Eternal Idol - Silbury Hill Solved?Here's the latest offering from Dennis Price at Eternal Idol, in which he addresses the vexed question if why Silbury Hill was built and to what purpose it was put once construction had been completed; this is in light of a recent documentary shown on BBC 4, which according to DP, omitted a fair amount of information about some of its constituent parts. I haven't seen the documentary so I can't comment upon it in any meaningful way.
But one of the points that is being made in the linked article is the way in which both Silbury Hill and Stonehenge are currently being interpreted by people considered experts in the field - and whether these interpretations have any basis in reality. Here are the opening paragraphs...
Anyway, it’s all nice, comforting stuff and better still, it’s vouched for by a plethora of experts. As we’re soon to discover from a BBC Timewatch programme, Stonehenge wasn’t a nasty place of death, sacrifice, ghosts and barbaric, lethal rituals, but a healing place, a hospital or some other form of therapeutic sanctuary, to which our ancestors hobbled from miles around and became cured of their various ills. In fact, the last time I went there, I could’ve sworn I heard the plaintive cry “Penny for an ex-leper?” melting on the wind, but perhaps it was my imagination.
As for Silbury Hill, it too was quite a nice place where the unique architecture was a complete irrelevance, because we learn from this article in The Guardian that whatever mystery there may once have been at Silbury Hill has now been as good as solved. As you can see for yourselves, there’s quite a lot of detail in Maev Kennedy’s piece, so I won’t bother repeating it here, but I have it on good authority that the experts have collated a fascinating array of times, dates, phases of construction and so on, and this scenario is currently doing the rounds by being formally presented to the Royal Society of Antiquaries and other such worthy bodies. Jolly good show.
And later in the same essay...And then I think of how Stonehenge is being mysteriously transformed into a nice, cheerful, restful, healing, curative shrine, or a latter-day Lourdes, when all the evidence I’ve seen clearly points towards it being a place of repeated violent death, dark gods, grim funerary rites, looming shadows, primaeval rituals and stars reeling in their courses as the builders fervently strove to commune with entities not of this earth. And it makes me wonder.
Ah well, the media and the various thrilling archaeological forums are perfectly free to adopt and perpetuate these new, sanitized views of Stonehenge and Silbury Hill, so I wish the very best of luck and contentment to everyone concerned. If there’s one single thing we try to do here at Eternal Idol, it’s to do our level best to see these monuments through the eyes of the astonishing people who originally built them, our flesh and blood ancestors who doubtless experienced hope, yearning, sorrow and loss every bit as keenly as we do and whose imagination, ingenuity and sheer bloody-minded persistence leaves ours at the starting post.

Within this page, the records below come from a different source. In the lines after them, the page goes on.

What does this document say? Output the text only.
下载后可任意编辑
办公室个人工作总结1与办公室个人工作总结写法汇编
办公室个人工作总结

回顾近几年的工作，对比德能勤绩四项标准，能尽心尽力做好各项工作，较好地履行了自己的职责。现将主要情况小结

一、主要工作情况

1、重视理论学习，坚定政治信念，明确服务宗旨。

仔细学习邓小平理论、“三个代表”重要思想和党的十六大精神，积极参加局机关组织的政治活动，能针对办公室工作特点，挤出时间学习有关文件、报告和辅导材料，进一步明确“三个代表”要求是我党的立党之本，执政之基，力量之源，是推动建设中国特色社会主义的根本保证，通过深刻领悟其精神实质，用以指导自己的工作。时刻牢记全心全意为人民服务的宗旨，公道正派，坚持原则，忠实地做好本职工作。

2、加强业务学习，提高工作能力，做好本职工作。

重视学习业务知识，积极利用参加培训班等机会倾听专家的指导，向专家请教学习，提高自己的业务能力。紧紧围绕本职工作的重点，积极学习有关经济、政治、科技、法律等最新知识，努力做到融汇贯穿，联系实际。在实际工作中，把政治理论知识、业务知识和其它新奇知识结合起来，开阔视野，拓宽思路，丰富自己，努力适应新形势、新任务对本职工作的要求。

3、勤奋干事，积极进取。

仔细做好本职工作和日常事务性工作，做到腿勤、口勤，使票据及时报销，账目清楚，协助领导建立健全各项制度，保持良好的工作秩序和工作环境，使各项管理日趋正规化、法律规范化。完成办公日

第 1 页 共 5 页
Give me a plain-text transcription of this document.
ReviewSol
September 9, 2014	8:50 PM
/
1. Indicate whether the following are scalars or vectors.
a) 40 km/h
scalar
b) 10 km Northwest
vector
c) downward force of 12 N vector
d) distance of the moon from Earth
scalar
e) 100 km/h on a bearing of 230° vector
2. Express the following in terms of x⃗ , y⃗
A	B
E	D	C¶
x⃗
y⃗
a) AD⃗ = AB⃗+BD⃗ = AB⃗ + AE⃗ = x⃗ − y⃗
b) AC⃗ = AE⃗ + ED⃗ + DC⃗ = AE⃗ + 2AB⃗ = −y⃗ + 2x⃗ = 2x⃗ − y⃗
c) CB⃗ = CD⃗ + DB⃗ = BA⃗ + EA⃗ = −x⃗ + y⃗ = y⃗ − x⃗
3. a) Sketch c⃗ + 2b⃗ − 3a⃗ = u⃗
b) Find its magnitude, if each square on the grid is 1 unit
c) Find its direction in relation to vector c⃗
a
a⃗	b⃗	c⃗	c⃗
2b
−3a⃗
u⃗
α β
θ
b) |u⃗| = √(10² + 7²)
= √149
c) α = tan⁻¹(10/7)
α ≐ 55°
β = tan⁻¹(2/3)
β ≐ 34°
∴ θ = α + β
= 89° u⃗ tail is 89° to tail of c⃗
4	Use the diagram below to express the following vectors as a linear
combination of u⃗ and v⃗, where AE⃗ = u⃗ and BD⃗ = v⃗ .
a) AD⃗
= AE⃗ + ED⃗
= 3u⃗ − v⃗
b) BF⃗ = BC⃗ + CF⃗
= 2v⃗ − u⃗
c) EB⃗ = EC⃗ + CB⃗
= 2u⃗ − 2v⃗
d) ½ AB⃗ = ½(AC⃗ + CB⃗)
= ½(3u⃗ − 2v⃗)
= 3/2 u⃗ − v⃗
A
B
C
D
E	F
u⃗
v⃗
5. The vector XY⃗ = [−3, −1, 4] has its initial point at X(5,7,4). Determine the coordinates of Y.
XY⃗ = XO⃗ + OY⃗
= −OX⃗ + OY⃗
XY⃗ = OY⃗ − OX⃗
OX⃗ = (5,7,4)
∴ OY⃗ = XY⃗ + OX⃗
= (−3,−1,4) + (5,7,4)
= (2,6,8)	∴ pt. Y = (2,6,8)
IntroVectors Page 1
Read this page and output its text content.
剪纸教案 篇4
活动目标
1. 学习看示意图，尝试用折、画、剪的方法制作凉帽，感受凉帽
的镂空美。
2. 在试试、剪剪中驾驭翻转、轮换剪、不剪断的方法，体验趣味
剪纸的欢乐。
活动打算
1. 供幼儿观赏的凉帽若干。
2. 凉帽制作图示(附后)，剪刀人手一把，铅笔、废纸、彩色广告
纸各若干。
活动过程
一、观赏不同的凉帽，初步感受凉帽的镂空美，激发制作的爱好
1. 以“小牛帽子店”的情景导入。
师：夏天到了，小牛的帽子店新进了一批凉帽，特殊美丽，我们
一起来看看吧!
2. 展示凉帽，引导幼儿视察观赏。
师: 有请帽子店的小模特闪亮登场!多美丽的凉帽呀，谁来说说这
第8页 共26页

With all this in mind, I could be studying completely different monuments to the ones being discussed, so we’ll look more closely at this matter of perception in the next post.
Reference is made to the recent article in the Guardian, of which the following is an excerpt..."We assume the building to be a process towards the final form or function, but this is a very modern and western way of looking at monuments. Instead I suggest that the act of construction was the ceremony, and the final form was the by-product."
In the 20th century, backed up by a major excavation broadcast live on the BBC - by means, one of the original engineers revealed this week, of a cable running from Silbury all the way to the studios in Bristol - it was believed there were three phases of Silbury, each enlarging the hill using tons of chalk dug from encircling ditches. Instead Leary now believes there were scores of Silburies, some left for long periods, others worked on continuously.
The idea that the construction of such monuments was much more important than the end result doesn't strike me as very convincing, especially given the expertise of the builders and the intricacies they included. And the idea that there were 'scores of Silburies', in my unqualified opinion, simply cannot be substantiated because no other similar monuments have ever been found.
Although there may well have been great importance attached to the design and building of Silbury, Stonehenge and other monuments of the era, I think there must have been a specific set of uses to which they were put, once construction had been completed - it's hard to imagine how people would have been motivated had they thought they were putting in all that effort to make something that would simply be abandoned once the building phase had come to an end.
Archaeologists have over the years vociferously and frequently denounced those they accuse of peddling pseudo-archaeology, i.e. people who interpret various aspects of the past and draw conclusions which cannot be confirmed due to a conspicuous lack of supporting evidence - I would suggest that until any sign whatsoever of similar constructions dotting the landscape is found, the idea of multiple Silbury Hills falls neatly into that category.